Eight years ago in the summer of 2007, hardly anyone had
heard of the term ‘credit crunch’, but now the expression has entered our daily
language and even the Oxford Dictionary.
It took a few months throughout the autumn of 2007, before the crunch
started to hit the Solihull Property market but in November / December 2007 and
for the following seventeen months, Solihull property values dropped each and
every month like the proverbial stone. The Bank of England soon realised in the
late summer of 2008 that the British economy was stalling under the continued
pressure of the Credit Crunch. Therefore between October 2008 and March 2009,
interest rates dropped six times in six months from 5% to 0.5% to try and stimulate
the British economy.
Thankfully after a period of stagnation the Solihull
property market started to recover slowly in 2011, but really took off strongly
in late 2013 / early 2014 as property prices started to rocket. However the
heat was taken out of the market in late 2014/early 2015 with the new mortgage
lending rules and some uncertainty, when some residents had a dose of
pre–election nerves.
With the Conservatives having been re-elected in May the
Solihull property market regained its composure and in fact, there has been
some ferocious competition among mortgage lenders which has driven mortgage
rates to record lows.

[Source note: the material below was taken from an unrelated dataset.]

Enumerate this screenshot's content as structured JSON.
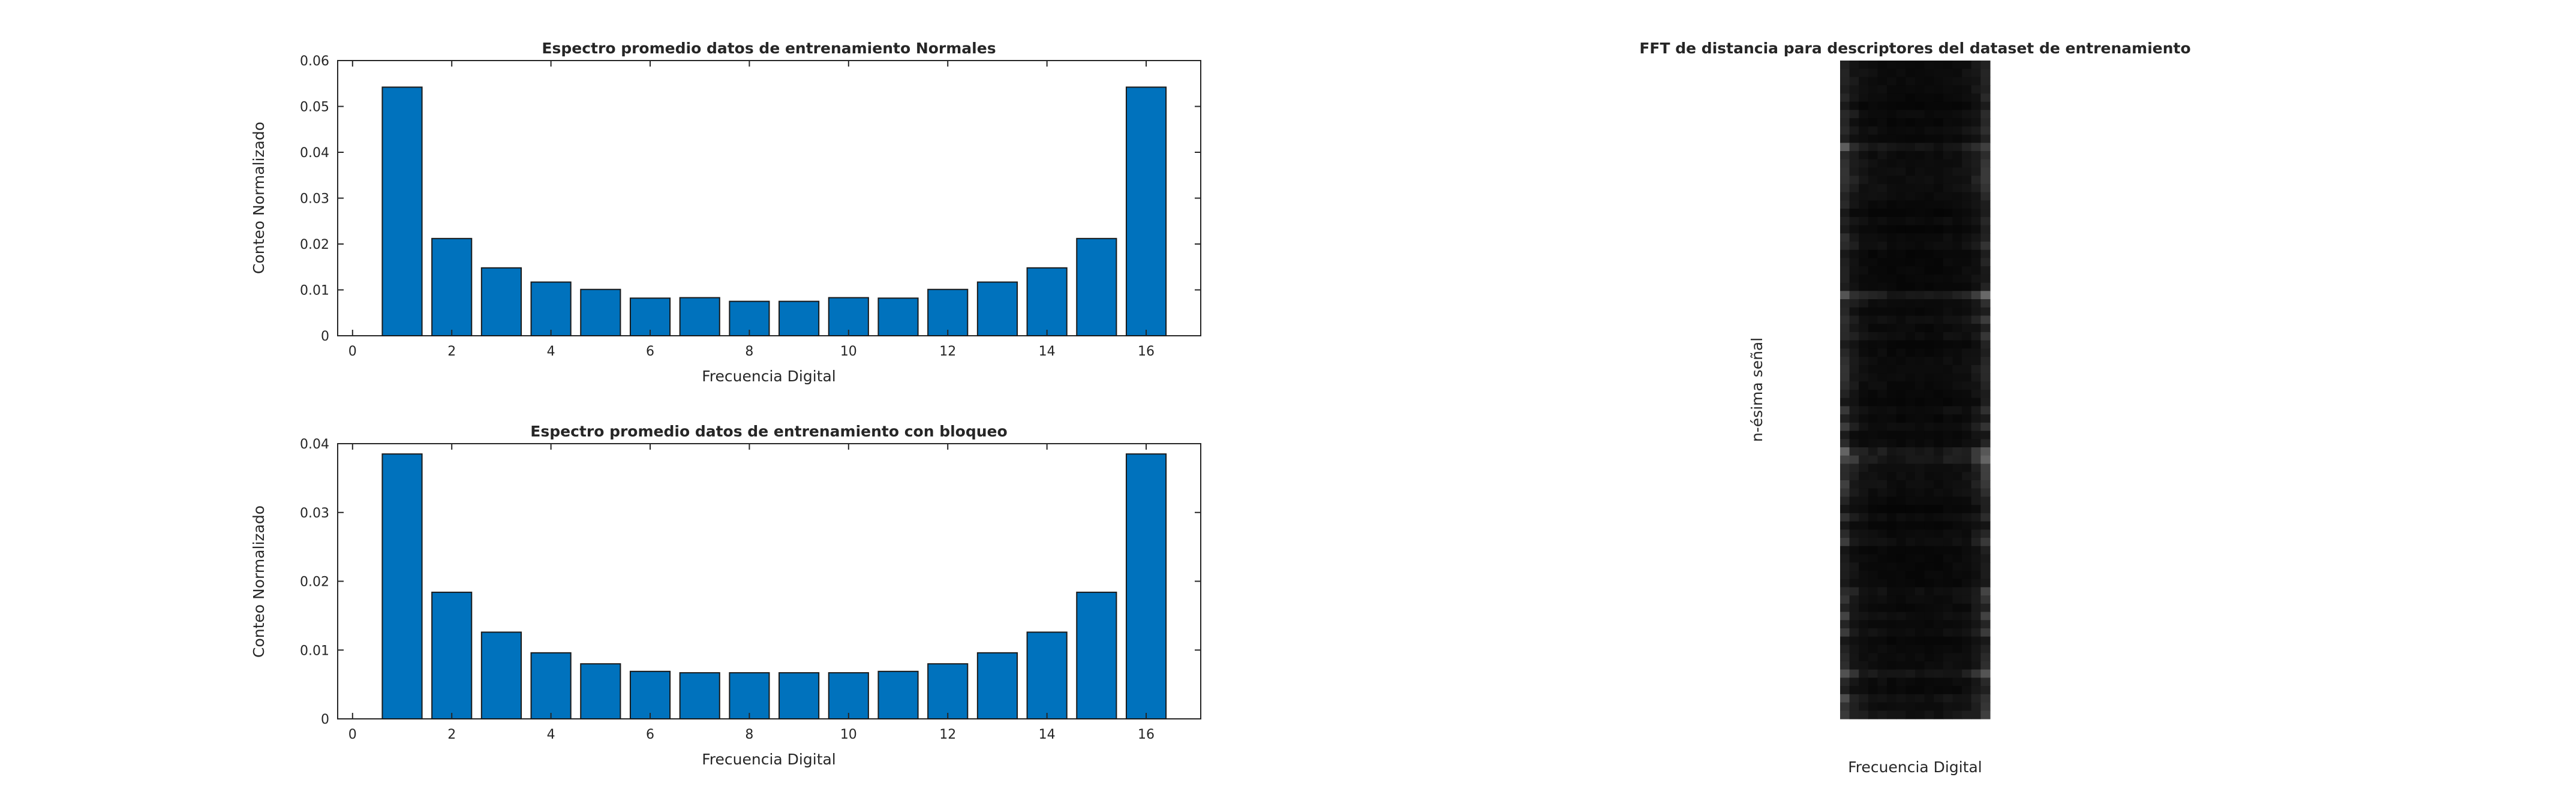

Whilst I have no actual figures to back this up, I know
an awful lot of long serving bank managers, mortgage arrangers and people in
the finance industry, all of whom have told me on previous occasions when
interest rates rose (1987, 1992, 1997 and 2003), it wasn’t the first rate rise
that was the catalyst for many homeowners and landlords to remortgage but the
second or third increase. The reason
being that it was only by the time of the third rise in the rates, that it
started to hit the wallet. However, the
issue is, by the time of the second or third r rise, the best fixed rates, were
in all instances, no longer available as they had been pulled by the banks
months before.
But here is the good news for Solihull
homeowners and landlords, over the last few months a mortgage price war has
broken out between lenders, with many slashing the rates on their deals to the
lowest they have ever offered. I read
that the well respected UK financial website Moneyfacts said only a couple of
weeks ago, that the average two year fixed rate mortgage has fallen, 12 months
ago from 3.6% to just under 2.8%.
Interestingly, according to the Council of Mortgage Lenders,
the level of mortgage lending had soared to a seven year high in the UK . So what about Solihull ? In Solihull , if you added up everyone’s mortgage, it would
total £2.8 billion. Even more
interesting is when we look at Solihull and split
it down into the individual areas of the town,
- B90 - Shirley, Solihull
Lodge, Majors Green, Dickens Heath, Cheswick Green £825.3m
- B91 - Solihull £742m
- B92 - Olton, Elmdon,
Bickenhill, Hampton-in-Arden £604.1m
- B93 - Knowle £446.3m
- B94 - Hockley Heath,
Earlswood £202.4m
Since 1971, the average interest rate has been 7.93%, making
the current 0.5% very low. So, if
interest rates were to rise by only 2%, according to my research, the 11,147 Solihull
homeowners, who have a variable rate mortgage would, combined, have to pay an
approximate additional £31,920,000
a year in mortgage payments.
That means every Solihull homeowner
with a variable rate mortgage, will on average have to pay an additional £2,864 a year or £239 a month in interest payments.
I know over the last couple of posts, I have talked about
mortgages a lot however, I am not a mortgage arranger but a letting / estate agent and as regular
readers know, I always talk about what I consider to be the most important
issues when it comes to the Solihull property market and at the moment, in my
humble opinion, this is the most important thing!